Lovegrove (pictured at Vernon council) is asking councils to consider station planning in their official community plans.
“It is not SkyTrain. Please, please hear me. It’s not 150 million dollars per kilometre, per mile SkyTrain like they’ve got in Vancouver, rising 50 feet in the air, rumbling along. This is actually a vision of less than 20 years that I see with enabling technology that is zero emission using Hyd-Rail technology and supports a smarter growth approach to our land use and transportation.”
Lovegrove says it will connect the Thompson Okanagan, will produce zero emissions, and will use embedded rails.
“It’s zero barriers. (It uses) embedded rails in pavement. We’re not talking a right of way that’s got rail ties raised and fenced off. People are walking around, and this is very typical European design of tram trains.”
He estimates the cost at under 5 million dollars per kilometre, which he says is less than it costs to build a kilometre of highway.

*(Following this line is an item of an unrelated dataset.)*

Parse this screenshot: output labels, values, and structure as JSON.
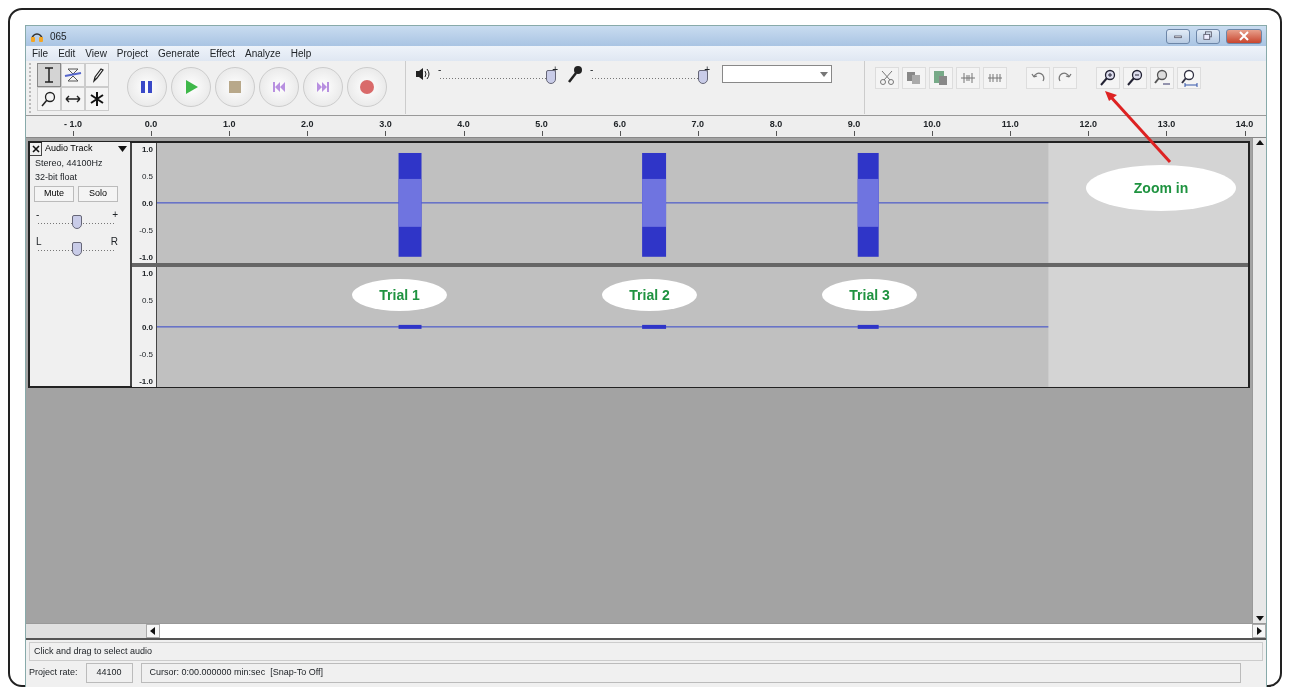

“Then you add on all these other benefits of sustainability, affordability, health, safety, and climate change, and you’ve got some real return on investment.”
Lovegrove requests cities like Vernon request the province to consider the passenger rail service in its planning.
“In terms of Vernon, (we need) station planning. The technology is such that it can go up up any hill and around any curve. Where do you want it to run? And that can be a discussion linked in with every other aspect of planning you’re doing.”
Lovegrove says the trains could go alongside, or in the middle of existing highways.
“That why I say the route should be one of the last discussions you have. The question I want to know is do you even like this idea?” said Lovegrove to applause from the gallery in council chambers.
“To answer your question, we like the idea,” said councillor Brian Quiring.
Councillor Scott Anderson also likes the concept.
“The rage right now is densification, and in a place like Vernon, people don’t come here to live in a well organized beehive. This actually allows us to expand a little bit,” said Anderson.
Councillor Akbal Mund thinks the service could work from Penticton to Vernon, but he wondered how many people would use it from Penticton to the US border, or from Vernon to Kamloops, giving the lack of population base in those areas.
“Is it viable working within the Okanagan region? Probably. Outside? No, because of the cost, which can add up real quick,” said Mund. “It’s a long way, 120 kilometres to Kamloops. Who’s going to pay for that?”
Lovegrove says a connection to the US railway network would be huge for valley tourism, and a connection to the Canadian rail network, which is in Kamloops, would also be a major benefit.